MURFREESBORO
— MTSU is
upholding nearly 80 years of student writing tradition by serving as host for
the 2016 Southern Literary Festival March 24-26, which will feature writing
workshops, readings and master classes for students, as well as special guests
Ann Patchett and Minton Sparks in free public appearances.
Patchett,
author of the PEN/Faulkner Award-winning novel “Bel Canto,” will offer the festival’s keynote address
and sign books Friday, March 25, beginning at 6 p.m. in MTSU’s Student Union
Ballroom.
Sparks, an author, performance artist and native of
Murfreesboro, will perform at 9 p.m. March 25 in MTSU’s Tucker Theatre.
Both special events are free and open to the
public. A searchable campus map is available at http://tinyurl.com/MTSUParkingMap.
The Southern Literary Festival is an organization
of Southern colleges and schools founded in 1937 at Mississippi’s Blue Mountain
College to promote Southern literature. Each year a different university
hosts the festival, which is an undergraduate writing conference for a wide
variety of genres, including fiction, poetry, playwriting and nonfiction.
Authors associated with the festival over the years
have included such luminaries as Eudora Welty, Shelby Foote, Katherine Anne
Porter, John Gould Fletcher and Flannery O’ Connor, along with co-founder
Robert Penn Warren. More recently, authors Frances Mayes and Natasha Trethewey
have been among the festival’s guests.
This
year’s event is open to all MTSU students and faculty as well as students and
faculty from the festival’s member schools around the region.
“Southern literature keeps getting redefined,”
explains Dr. Jennifer Kates, an MTSU English professor and the organizer of
this year’s Southern Literary Festival.
“We reached out to all our local authors, too.

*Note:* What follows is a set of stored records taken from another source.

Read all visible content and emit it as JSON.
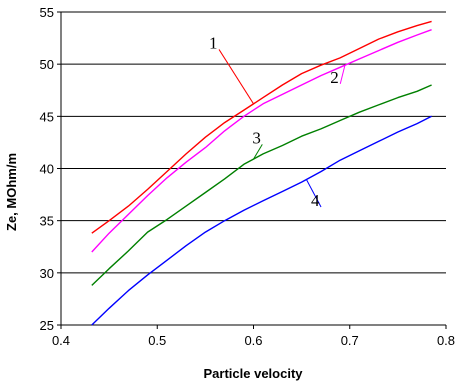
{
  "chart_data": {
    "type": "line",
    "title": "",
    "xlabel": "Particle velocity",
    "ylabel": "Ze, MOhm/m",
    "xlim": [
      0.4,
      0.8
    ],
    "ylim": [
      25,
      55
    ],
    "xticks": [
      0.4,
      0.5,
      0.6,
      0.7,
      0.8
    ],
    "xtick_labels": [
      "0.4",
      "0.5",
      "0.6",
      "0.7",
      "0.8"
    ],
    "yticks": [
      25,
      30,
      35,
      40,
      45,
      50,
      55
    ],
    "ytick_labels": [
      "25",
      "30",
      "35",
      "40",
      "45",
      "50",
      "55"
    ],
    "grid": "horizontal",
    "series": [
      {
        "name": "1",
        "color": "#ff0000",
        "x": [
          0.432,
          0.45,
          0.47,
          0.49,
          0.51,
          0.53,
          0.55,
          0.57,
          0.59,
          0.61,
          0.63,
          0.65,
          0.67,
          0.69,
          0.71,
          0.73,
          0.75,
          0.77,
          0.785
        ],
        "y": [
          33.8,
          35.0,
          36.4,
          38.0,
          39.7,
          41.4,
          43.0,
          44.4,
          45.6,
          46.8,
          48.0,
          49.1,
          49.9,
          50.6,
          51.5,
          52.4,
          53.1,
          53.7,
          54.1
        ]
      },
      {
        "name": "2",
        "color": "#ff00ff",
        "x": [
          0.432,
          0.45,
          0.47,
          0.49,
          0.51,
          0.53,
          0.55,
          0.57,
          0.59,
          0.61,
          0.63,
          0.65,
          0.67,
          0.69,
          0.71,
          0.73,
          0.75,
          0.77,
          0.785
        ],
        "y": [
          32.0,
          33.8,
          35.6,
          37.4,
          39.1,
          40.6,
          42.0,
          43.6,
          45.0,
          46.2,
          47.1,
          48.0,
          48.9,
          49.7,
          50.5,
          51.3,
          52.1,
          52.8,
          53.3
        ]
      },
      {
        "name": "3",
        "color": "#008000",
        "x": [
          0.432,
          0.45,
          0.47,
          0.49,
          0.51,
          0.53,
          0.55,
          0.57,
          0.59,
          0.61,
          0.63,
          0.65,
          0.67,
          0.69,
          0.71,
          0.73,
          0.75,
          0.77,
          0.785
        ],
        "y": [
          28.8,
          30.4,
          32.1,
          33.9,
          35.1,
          36.4,
          37.7,
          39.0,
          40.4,
          41.4,
          42.2,
          43.1,
          43.8,
          44.6,
          45.4,
          46.1,
          46.8,
          47.4,
          48.0
        ]
      },
      {
        "name": "4",
        "color": "#0000ff",
        "x": [
          0.432,
          0.45,
          0.47,
          0.49,
          0.51,
          0.53,
          0.55,
          0.57,
          0.59,
          0.61,
          0.63,
          0.65,
          0.67,
          0.69,
          0.71,
          0.73,
          0.75,
          0.77,
          0.785
        ],
        "y": [
          25.0,
          26.6,
          28.3,
          29.8,
          31.2,
          32.6,
          33.9,
          35.0,
          36.0,
          36.9,
          37.8,
          38.7,
          39.7,
          40.8,
          41.7,
          42.6,
          43.5,
          44.3,
          45.0
        ]
      }
    ],
    "annotations": [
      {
        "text": "1",
        "series": "1",
        "at_x": 0.6,
        "label_x": 0.56,
        "label_y": 51.7
      },
      {
        "text": "2",
        "series": "2",
        "at_x": 0.695,
        "label_x": 0.686,
        "label_y": 48.4
      },
      {
        "text": "3",
        "series": "3",
        "at_x": 0.6,
        "label_x": 0.605,
        "label_y": 42.6
      },
      {
        "text": "4",
        "series": "4",
        "at_x": 0.655,
        "label_x": 0.666,
        "label_y": 36.6
      }
    ]
  }
}
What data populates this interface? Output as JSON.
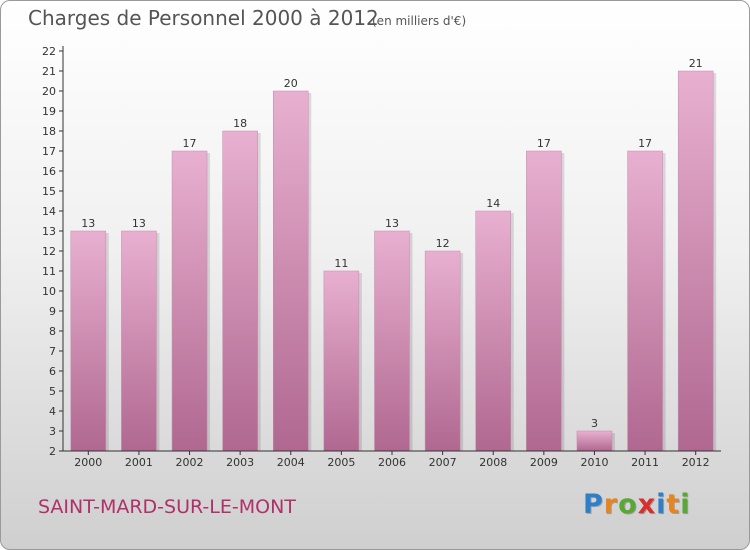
{
  "title": "Charges de Personnel 2000 à 2012",
  "subtitle": "(en milliers d'€)",
  "commune": "SAINT-MARD-SUR-LE-MONT",
  "logo": {
    "letters": [
      "P",
      "r",
      "o",
      "x",
      "i",
      "t",
      "i"
    ],
    "colors": [
      "#2e7fc9",
      "#e6851e",
      "#58a832",
      "#d92e2e",
      "#2e7fc9",
      "#e6851e",
      "#58a832"
    ]
  },
  "chart_data": {
    "type": "bar",
    "categories": [
      "2000",
      "2001",
      "2002",
      "2003",
      "2004",
      "2005",
      "2006",
      "2007",
      "2008",
      "2009",
      "2010",
      "2011",
      "2012"
    ],
    "values": [
      13,
      13,
      17,
      18,
      20,
      11,
      13,
      12,
      14,
      17,
      3,
      17,
      21
    ],
    "title": "Charges de Personnel 2000 à 2012",
    "ylim": [
      2,
      22
    ],
    "yticks": [
      2,
      3,
      4,
      5,
      6,
      7,
      8,
      9,
      10,
      11,
      12,
      13,
      14,
      15,
      16,
      17,
      18,
      19,
      20,
      21,
      22
    ],
    "grid": false,
    "data_labels": true,
    "bar_color": "#d48cb4"
  }
}
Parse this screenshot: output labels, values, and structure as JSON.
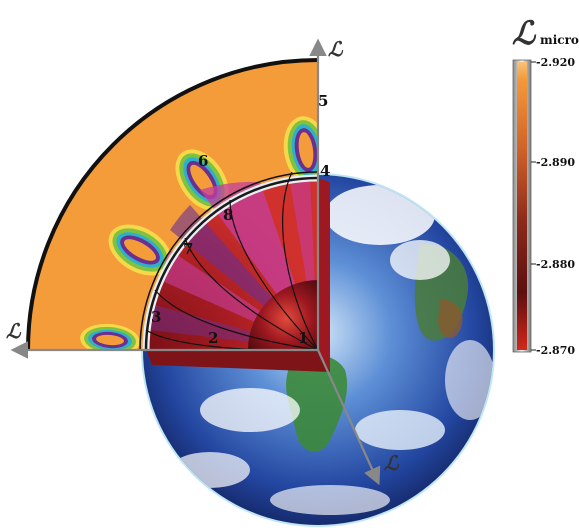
{
  "axis_symbol": "ℒ",
  "legend": {
    "symbol": "ℒ",
    "subscript": "micro",
    "ticks": [
      "-2.920",
      "-2.890",
      "-2.880",
      "-2.870"
    ],
    "colors": [
      "#f49a3a",
      "#b8311f",
      "#6b1010",
      "#d2281c"
    ]
  },
  "region_labels": [
    "1",
    "2",
    "3",
    "4",
    "5",
    "6",
    "7",
    "8"
  ],
  "colors": {
    "outer_region": "#f49b3a",
    "inner_red_dark": "#5e0d12",
    "inner_red": "#c1262b",
    "ring_magenta": "#c43f9e",
    "ring_purple": "#6b2f92",
    "ring_cyan": "#2fb0c8",
    "ring_green": "#7fc241",
    "ring_yellow": "#f7d84a",
    "earth_ocean": "#2a5bb5",
    "earth_land": "#3c8a3b"
  }
}
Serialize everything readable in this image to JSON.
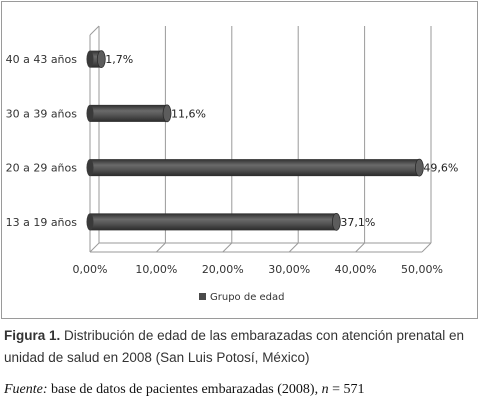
{
  "chart_data": {
    "type": "bar",
    "orientation": "horizontal",
    "categories": [
      "13 a 19 años",
      "20 a 29 años",
      "30 a 39 años",
      "40 a 43 años"
    ],
    "series": [
      {
        "name": "Grupo de edad",
        "values": [
          37.1,
          49.6,
          11.6,
          1.7
        ]
      }
    ],
    "data_labels": [
      "37,1%",
      "49,6%",
      "11,6%",
      "1,7%"
    ],
    "xlim": [
      0,
      50
    ],
    "xticks": [
      0,
      10,
      20,
      30,
      40,
      50
    ],
    "xtick_labels": [
      "0,00%",
      "10,00%",
      "20,00%",
      "30,00%",
      "40,00%",
      "50,00%"
    ],
    "grid": "vertical",
    "legend_position": "bottom",
    "style": "3d-cylinder",
    "colors": {
      "bar": "#4a4a4a",
      "grid": "#9a9a9a"
    }
  },
  "caption": {
    "label": "Figura 1.",
    "text": "Distribución de edad de las embarazadas con atención prenatal en unidad de salud en 2008 (San Luis Potosí, México)"
  },
  "source": {
    "label": "Fuente:",
    "text": "base de datos de pacientes embarazadas (2008),",
    "n_var": "n",
    "n_text": " = 571"
  }
}
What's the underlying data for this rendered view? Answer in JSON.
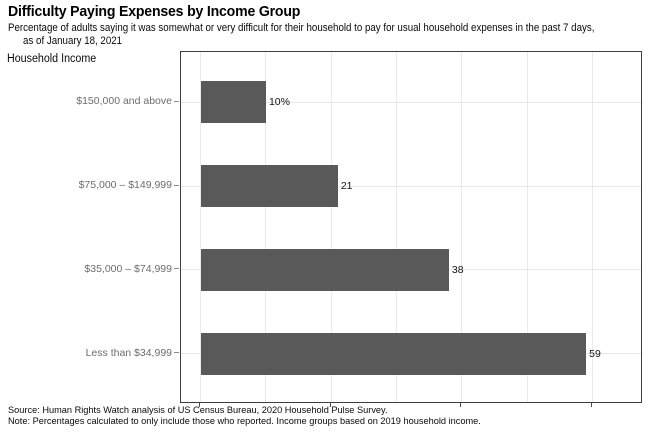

We're
not just country music. We were surprised to hear how many people outside
Murfreesboro and the region think of Murfreesboro and MTSU as a center for
creative writing. … We've got a reputation. A lot of people come home to roost
here or come out of our programs.”
Patchett
also is the author of five other novels, including “The Patron Saint of Liars,” and three nonfiction works. She’s been a
Nashville resident since childhood and is co-founder and owner of Parnassus
Books.
A Guggenheim Fellowship recipient, Patchett also has become a
spokeswoman for independent booksellers around the country. In
2012, Time magazine named her as one of the 100 Most Influential People in the
World.
You can watch Patchett’s 2012 appearance on Comedy
Central’s “The Colbert Report” to learn more about her bookstore — and reading
— advocacy at http://ow.ly/ZxNxx.
Sparks has earned international renown for her
storytelling prowess, which blends her always poetic — and often rambunctious —
tales of poor rural folks with the music of an accompanying guitarist.
The former social worker and divinity school student
has written two books, released three CDs and a DVD and presents writing/performance
workshops across the country. She was a 2015 Fellow at the Vanderbilt Curb
Center for Art, Enterprise, and Public Policy and is the 2016 artist in
residence at Canada’s Banff Performing Arts Center.
You can get a preview of Sparks’ work in this video
from her “Gold Digger” CD release show at Nashville’s Bluebird Café: http://youtu.be/j-SOFHlMwxI.
For more
information about this year’s Southern Literary Festival at MTSU, visit http://www.southernliteraryfestival.org
or contact Kates at jennifer.kates@mtsu.edu.
The
festival is sponsored at MTSU by the Department of English, the College of
Liberal Arts, Department of Theatre and Dance, the University Honors College,
the College of Media and Entertainment and the Office of the Provost. Sparks’ performance
is also sponsored by the Department of Recording Industry, the Virginia Peck
Fund and the Women’s and Gender Studies Program.